Zum Beispiel weiß man nicht, wieviel Prozent man der Möglichkeit geben soll, daß da zufällig ein Kriegsschiff in der Nähe war, die Torpedoabschußanlage zufällig einen Defekt hatte, so daß quasi Selbstauslösung stattfand, und daß die MELLUM zufällig im Zielgebiet lag. Oder auch: daß irgendeiner vom Bedienungspersonal zufällig durchdrehte und feuerte. Wenn man solche Unwahrscheinlichkeiten einkalkuliert, bleiben vielleicht neunundneunzig Komma neun Prozent. Und trotzdem würde ich dann immer noch sagen: Es ist ausgeschlossen.«
Thaden nickte. »Kann es eine Mine gewesen sein?«
»Glaub’ ich nicht. Wenn’s im Ärmelkanal gewesen wäre, okay.
Aber da draußen?«
»Oder hatte die MELLUM etwas an Bord, was explodieren konnte?«
»Also, das nun mit hundertfünfzigprozentiger Sicherheit nicht.
Ich war, als wir in Paramaribo das Bauxit übernahmen, beim Laden dabei. Von Anfang bis Ende.«
Sie sprachen noch eine ganze Weile über mögliche Ursachen, und auch hier wurde das Heißlaufen von Lagern in der Maschine erwogen, und ein Blitzeinschlag wurde genannt, aber das alles führte sie nicht weiter.
»Was ist mit dem geheimnisvollen Funkspruch«, fragte Thaden schließlich, »den es schon bald nach dem Absetzen des ersten Notrufs gegeben haben soll?«
Wolbrügge lachte kurz auf, aber es klang nach Resignation. »Ja, dieser verteufelte Funkspruch …«
»… von dem Breckwoldt meint, der Funker hätte ihn sich eingebildet, oder Sie hätten irgendwas mißverstanden.«
»Ja, Breckwoldt hat mich da ganz konfus gemacht, so daß ich ’ne Zeitlang unsicher war.
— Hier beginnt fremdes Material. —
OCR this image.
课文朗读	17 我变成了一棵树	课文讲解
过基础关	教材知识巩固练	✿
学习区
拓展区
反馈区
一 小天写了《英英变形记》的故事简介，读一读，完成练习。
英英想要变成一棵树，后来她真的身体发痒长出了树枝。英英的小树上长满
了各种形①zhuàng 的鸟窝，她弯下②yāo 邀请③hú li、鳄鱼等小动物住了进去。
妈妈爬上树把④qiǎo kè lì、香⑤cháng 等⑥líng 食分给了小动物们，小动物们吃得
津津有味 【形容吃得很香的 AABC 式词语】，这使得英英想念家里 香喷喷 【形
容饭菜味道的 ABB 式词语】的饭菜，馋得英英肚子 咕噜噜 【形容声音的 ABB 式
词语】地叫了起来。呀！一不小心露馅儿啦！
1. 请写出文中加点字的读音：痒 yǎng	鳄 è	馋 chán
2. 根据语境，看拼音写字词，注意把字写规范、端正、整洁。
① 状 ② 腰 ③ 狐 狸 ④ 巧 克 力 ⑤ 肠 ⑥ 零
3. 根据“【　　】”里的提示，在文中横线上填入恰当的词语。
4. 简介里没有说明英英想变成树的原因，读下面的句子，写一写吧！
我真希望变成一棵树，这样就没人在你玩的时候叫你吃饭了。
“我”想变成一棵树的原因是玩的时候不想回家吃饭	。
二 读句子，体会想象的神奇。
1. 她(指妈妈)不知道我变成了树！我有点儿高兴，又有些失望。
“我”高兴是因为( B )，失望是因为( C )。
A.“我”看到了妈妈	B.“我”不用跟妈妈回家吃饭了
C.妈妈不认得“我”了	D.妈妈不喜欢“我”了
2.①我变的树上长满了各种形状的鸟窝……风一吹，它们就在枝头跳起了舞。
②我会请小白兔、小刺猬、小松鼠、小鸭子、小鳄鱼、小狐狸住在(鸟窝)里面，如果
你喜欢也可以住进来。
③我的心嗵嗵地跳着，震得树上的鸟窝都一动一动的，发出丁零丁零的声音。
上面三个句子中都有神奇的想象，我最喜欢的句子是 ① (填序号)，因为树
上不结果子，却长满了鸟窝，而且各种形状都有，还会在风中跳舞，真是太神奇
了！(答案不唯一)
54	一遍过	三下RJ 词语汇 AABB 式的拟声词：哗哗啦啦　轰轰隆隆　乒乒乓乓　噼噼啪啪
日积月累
Aber nun, mit genügendem Abstand, bin ich doch wieder überzeugt davon, daß es diese kurze Antwort gegeben hat. Wir freuten uns ja alle, standen da herum mit fünf Mann, und Wilson war schließlich kein Spinner.«
»Und wie erklären Sie sich, daß es diesen Funkspruch zwar gegeben hat, das Schiff dann aber nicht weitergesendet hat und auch nicht zur Unglücksstelle gekommen ist?«
Wieder hob Wolbrügge die Schultern an, und was er dann antwortete, entsprach dieser Geste der Hilflosigkeit: »Eigentlich kann ich nur sagen: Das war das zweite große Rätsel dieser Nacht. Erst die Explosion und dann die merkwürdige Funkerei.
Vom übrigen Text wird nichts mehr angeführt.